3A mezzanine loan is a type of hybrid financing often used in commercial real estate, where the debtor typically pledges as collateral its equity interest in another entity. See, e.g., Gaia House Mezz LLC v. State St. Bank & Tr. Co., 720 F.3d 84, 87 n.1 (2d Cir. 2013). With respect to a mezzanine loan, the creditor thus sits in an intermediate position to recover from the debtor, junior to any mortgage debt but senior to equity. See Andrew R. Berman, Risks and Realities of Mezzanine Loans, 72 Mo. L. Rev. 993, 998 (2007) (“Like a theater, mezzanine debt sits in the mezzanine section between senior debt in the more expensive orchestra, and equity sitting in the cheaper section of the balcony.”).

4The burden of proof may shift from the taxpayer to the Commissioner in certain circumstances under section 7491(a), but petitioners do not allege, nor does the evidence suggest, that the burden of proof should shift to respondent under section 7491(a) as to any issue of fact.

5After 2012, the year at issue, section 61(a)(12) was renumbered as section 61(a)(11).

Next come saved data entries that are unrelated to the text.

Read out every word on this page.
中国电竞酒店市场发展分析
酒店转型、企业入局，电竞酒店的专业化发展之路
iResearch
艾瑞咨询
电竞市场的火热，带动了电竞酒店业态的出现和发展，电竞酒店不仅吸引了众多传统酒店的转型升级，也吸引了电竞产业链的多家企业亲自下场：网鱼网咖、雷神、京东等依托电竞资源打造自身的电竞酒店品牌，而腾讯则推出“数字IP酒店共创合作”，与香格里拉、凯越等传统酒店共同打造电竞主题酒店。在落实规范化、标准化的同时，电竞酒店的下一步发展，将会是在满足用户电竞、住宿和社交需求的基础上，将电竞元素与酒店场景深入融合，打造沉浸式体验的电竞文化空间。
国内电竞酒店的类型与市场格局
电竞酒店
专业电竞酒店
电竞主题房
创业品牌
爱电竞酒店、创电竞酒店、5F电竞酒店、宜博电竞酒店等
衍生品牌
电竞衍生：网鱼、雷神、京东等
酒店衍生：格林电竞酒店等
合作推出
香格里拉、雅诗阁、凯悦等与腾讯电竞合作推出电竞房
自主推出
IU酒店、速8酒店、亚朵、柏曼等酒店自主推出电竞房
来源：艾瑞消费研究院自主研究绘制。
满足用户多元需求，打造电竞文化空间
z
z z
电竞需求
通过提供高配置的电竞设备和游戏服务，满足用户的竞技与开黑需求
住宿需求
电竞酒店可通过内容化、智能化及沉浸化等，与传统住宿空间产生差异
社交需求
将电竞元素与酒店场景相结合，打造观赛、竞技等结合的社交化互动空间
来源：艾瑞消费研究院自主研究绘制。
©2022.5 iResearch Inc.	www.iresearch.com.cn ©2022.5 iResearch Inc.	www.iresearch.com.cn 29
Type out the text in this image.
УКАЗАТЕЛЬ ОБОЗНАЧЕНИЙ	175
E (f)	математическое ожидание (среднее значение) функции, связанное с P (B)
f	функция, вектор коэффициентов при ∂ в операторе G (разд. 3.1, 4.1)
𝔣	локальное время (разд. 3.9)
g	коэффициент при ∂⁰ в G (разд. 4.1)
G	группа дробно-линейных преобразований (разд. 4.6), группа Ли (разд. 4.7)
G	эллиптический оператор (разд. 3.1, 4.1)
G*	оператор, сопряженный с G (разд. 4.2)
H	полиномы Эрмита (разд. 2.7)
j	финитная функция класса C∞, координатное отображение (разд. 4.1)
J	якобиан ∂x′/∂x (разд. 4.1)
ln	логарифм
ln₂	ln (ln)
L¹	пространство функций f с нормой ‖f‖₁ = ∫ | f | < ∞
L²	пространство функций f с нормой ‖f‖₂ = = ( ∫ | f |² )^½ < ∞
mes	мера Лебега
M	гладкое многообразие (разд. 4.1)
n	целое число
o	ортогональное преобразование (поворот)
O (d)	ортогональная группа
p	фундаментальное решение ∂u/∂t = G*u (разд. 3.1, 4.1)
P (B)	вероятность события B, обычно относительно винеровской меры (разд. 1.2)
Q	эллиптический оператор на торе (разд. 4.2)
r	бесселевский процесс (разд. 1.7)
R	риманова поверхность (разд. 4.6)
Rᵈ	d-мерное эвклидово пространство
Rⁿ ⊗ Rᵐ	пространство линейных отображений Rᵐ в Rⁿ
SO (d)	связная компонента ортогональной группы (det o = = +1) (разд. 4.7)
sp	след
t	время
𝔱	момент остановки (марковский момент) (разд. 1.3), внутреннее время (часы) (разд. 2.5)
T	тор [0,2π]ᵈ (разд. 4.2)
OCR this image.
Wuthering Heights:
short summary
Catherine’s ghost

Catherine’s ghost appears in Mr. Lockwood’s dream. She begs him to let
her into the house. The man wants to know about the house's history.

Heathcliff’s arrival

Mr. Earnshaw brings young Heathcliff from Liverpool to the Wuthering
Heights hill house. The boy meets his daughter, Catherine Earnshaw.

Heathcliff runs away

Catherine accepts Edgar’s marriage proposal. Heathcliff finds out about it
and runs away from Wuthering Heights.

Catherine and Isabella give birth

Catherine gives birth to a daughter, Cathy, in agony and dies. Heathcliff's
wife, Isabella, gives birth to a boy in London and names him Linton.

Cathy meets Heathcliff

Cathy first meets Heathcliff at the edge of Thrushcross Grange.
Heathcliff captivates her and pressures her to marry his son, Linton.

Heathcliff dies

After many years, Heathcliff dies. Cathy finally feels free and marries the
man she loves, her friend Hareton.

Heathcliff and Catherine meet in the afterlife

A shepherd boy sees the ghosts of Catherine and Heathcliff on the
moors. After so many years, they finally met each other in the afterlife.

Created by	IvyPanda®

6“Indebtedness is generally characterized as 'nonrecourse' if the creditor's remedies are limited to particular collateral for the debt and as 'recourse' if the creditor's remedies extend to all the debtor's assets.” Simonsen v. Commissioner, 150 T.C. 201, 205 (2018) (quoting Great Plains Gasification Assocs. v. Commissioner, T.C. Memo. 2006-276, 92 T.C.M. (CCH) 534, 550).

7If the sold or disposed-of property instead secures recourse debt, the amount realized does not include amounts that would otherwise be COD income (i.e., debt relief in excess of the fair market value of the underlying property). See Frazier v. Commissioner, 111 T.C. 243, 245 (1998); Treas. Reg. § 1.1001-2(a)(2).

8For federal income tax purposes, we characterize the mezzanine Loans N712A and N712B, which were secured by pledges of equity in the disregarded Montevina entities, as nonrecourse debt encumbering the underlying Livermore property in the hands of Exterra, the regarded entity; we note that the Commissioner as previously adopted a similar view in subregulatory guidance in a related context. See Rev. Proc. 2014-20, 2014-9 I.R.B. 614; I.R.S. Priv. Ltr. Rul. 09-53-005 (Dec. 31, 2009).